Vendredi 11 Août 2017 - écrit par Les Nouvelles Calédoniennes




Pour la CFE-CGC, le SGTINC et l’USTKE, la direction ne bluffe pas. "L’usine pourrait fermer en janvier", a assuré l’intersyndicale, hier après-midi à Nouméa. L’État, le gouvernement et la province Sud sont appelés à la rescousse.
Les annonces de la direction brésilienne, étayées par celles du patron de Vale NC, continuent de faire des remous. Inquiète d’un manque de prise au sérieux de la gravité de la situation, notamment de la part du Soenc-nickel et des pouvoirs publics, une intersyndicale composée de la CFE-CGC, de l’USTKE et du SGTINC (affilié à la Cogetra) a pris la parole, lundi après-midi à Nouméa.
"C’est notre devoir de dire la vérité aux salariés, aux sous-traitants, à tout le monde. L’usine pourrait fermer en janvier, nous luttons pour notre survie", martèle Evelyne Serieyssol. La secrétaire générale adjointe de la branche industrie de la CFE-CGC rappelle les exigences de la direction "monde" : de nouveaux actionnaires, de l’argent public et une nouvelle baisse des coûts de production, sinon… l’usine fermera. Evelyne Serieyssol récuse le terme de "chantage".

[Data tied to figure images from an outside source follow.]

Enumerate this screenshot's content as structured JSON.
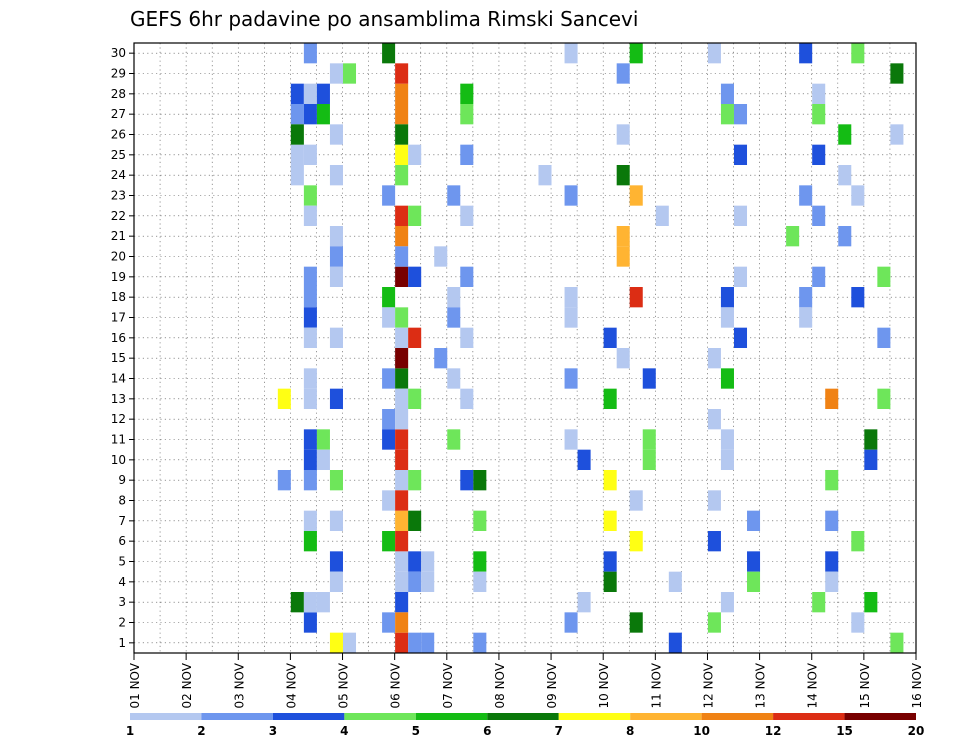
{
  "chart_data": {
    "type": "heatmap",
    "title": "GEFS 6hr padavine po ansamblima Rimski Sancevi",
    "xlabel": "",
    "ylabel": "",
    "x_ticks": [
      "01 NOV",
      "02 NOV",
      "03 NOV",
      "04 NOV",
      "05 NOV",
      "06 NOV",
      "07 NOV",
      "08 NOV",
      "09 NOV",
      "10 NOV",
      "11 NOV",
      "12 NOV",
      "13 NOV",
      "14 NOV",
      "15 NOV",
      "16 NOV"
    ],
    "y_ticks": [
      1,
      2,
      3,
      4,
      5,
      6,
      7,
      8,
      9,
      10,
      11,
      12,
      13,
      14,
      15,
      16,
      17,
      18,
      19,
      20,
      21,
      22,
      23,
      24,
      25,
      26,
      27,
      28,
      29,
      30
    ],
    "grid": true,
    "legend": {
      "placement": "bottom",
      "levels": [
        "1",
        "2",
        "3",
        "4",
        "5",
        "6",
        "7",
        "8",
        "10",
        "12",
        "15",
        "20"
      ],
      "colors": [
        "#b4c8f0",
        "#6e96ee",
        "#1e50dc",
        "#6ee65a",
        "#14bc14",
        "#0a780a",
        "#ffff14",
        "#ffb432",
        "#f08214",
        "#dc2d14",
        "#780000"
      ]
    },
    "cells": [
      [
        1,
        "04 NOV",
        1.5,
        6,
        3,
        2,
        1
      ],
      [
        3.5,
        7,
        2
      ],
      [
        3.75,
        6,
        1
      ],
      [
        4.0,
        5,
        3,
        2,
        4,
        2,
        3,
        1,
        3,
        3,
        1,
        1,
        3,
        1,
        1,
        2,
        1,
        1,
        2,
        1
      ],
      [
        4.25,
        4,
        1,
        1,
        3,
        5
      ],
      [
        4.5,
        1,
        1,
        3,
        4,
        1,
        3,
        1,
        7,
        1,
        1,
        1,
        1,
        2
      ],
      [
        4.75,
        1,
        4
      ],
      [
        5.5,
        2,
        1,
        5,
        2,
        6,
        2,
        5,
        1,
        2,
        3
      ],
      [
        5.75,
        4,
        6,
        10,
        10,
        3,
        9,
        9,
        7,
        10,
        11,
        1,
        1,
        1,
        8,
        1,
        1,
        10,
        10,
        6,
        4,
        9,
        2,
        11,
        12,
        10,
        10,
        9
      ],
      [
        6.0,
        1,
        4,
        3,
        10,
        4,
        4,
        6,
        3,
        2,
        2
      ],
      [
        6.25,
        1,
        1,
        2
      ],
      [
        6.5,
        1,
        2
      ],
      [
        6.75,
        2,
        1,
        2,
        1,
        4
      ],
      [
        7.0,
        5,
        4,
        2,
        1,
        2,
        1,
        1,
        3
      ],
      [
        7.25,
        6,
        4,
        5,
        1,
        2
      ],
      [
        8.5,
        1
      ],
      [
        9.0,
        2,
        1,
        2,
        1,
        1,
        2,
        1
      ],
      [
        9.25,
        3,
        1
      ],
      [
        9.75,
        3,
        5,
        7,
        7,
        3,
        6
      ],
      [
        10.0,
        2,
        1,
        6,
        8,
        8,
        1
      ],
      [
        10.25,
        1,
        7,
        6,
        5,
        8,
        10
      ],
      [
        10.5,
        3,
        4,
        4
      ],
      [
        10.75,
        1
      ],
      [
        11.0,
        1,
        3
      ],
      [
        11.75,
        1,
        1,
        1,
        3,
        4,
        1
      ],
      [
        12.0,
        3,
        1,
        5,
        1,
        1,
        1,
        2,
        4
      ],
      [
        12.25,
        2,
        3,
        1,
        1,
        3
      ],
      [
        12.5,
        2,
        3,
        4
      ],
      [
        13.25,
        4
      ],
      [
        13.5,
        3,
        2,
        2,
        1
      ],
      [
        13.75,
        4,
        1,
        4,
        3,
        2,
        2
      ],
      [
        14.0,
        9,
        4,
        2,
        3,
        1
      ],
      [
        14.25,
        5,
        1,
        2
      ],
      [
        14.5,
        4,
        1,
        4,
        1,
        3
      ],
      [
        14.75,
        6,
        3,
        5
      ],
      [
        15.0,
        4,
        2,
        4
      ],
      [
        15.25,
        4,
        6,
        1
      ],
      [
        15.5,
        1,
        2,
        3
      ],
      [
        15.75,
        3,
        4,
        3,
        1
      ]
    ],
    "note_cells_format": "coarse"
  }
}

"La masse salariale devra faire des efforts, il ne faut pas le cacher, dit Evelyne Serieyssol, mais il y a d’autres options que les licenciements." L’intersyndicale annonce qu’elle présentera vendredi à la direction une batterie de mesures pour réaliser des économies autrement, notamment par des changements techniques et des diminutions des coûts fixes. "Pour l’instant, les seuls à avoir fait de gros efforts pour sauver Vale, ce sont les salariés, affirme Pascal Pujapujane, de l’USTKE. Il faut maintenant que chacun prenne ses responsabilités. C’est la seule solution si l’on veut que Vale NC s’en sorte."
Sans détour, l’État, la Nouvelle-Calédonie et la province Sud sont appelés à céder aux exigences de Vale en apportant une contribution financière.
Un appel que la direction de Vale approuve sans réserve, logiquement. Elle se réjouit du fait que les organisations syndicales soient "concernées, déterminées à sauver le site industriel".
Le Soenc-nickel, quant à lui, assure être "bien conscient du fait que l’usine est en danger". Pierre Tuiteala, secrétaire général, qui doit se rendre à Paris prochainement, sollicite lui aussi "un soutien des politiques", motion qui aura donc reçu le vote des quatre syndicats représentatifs.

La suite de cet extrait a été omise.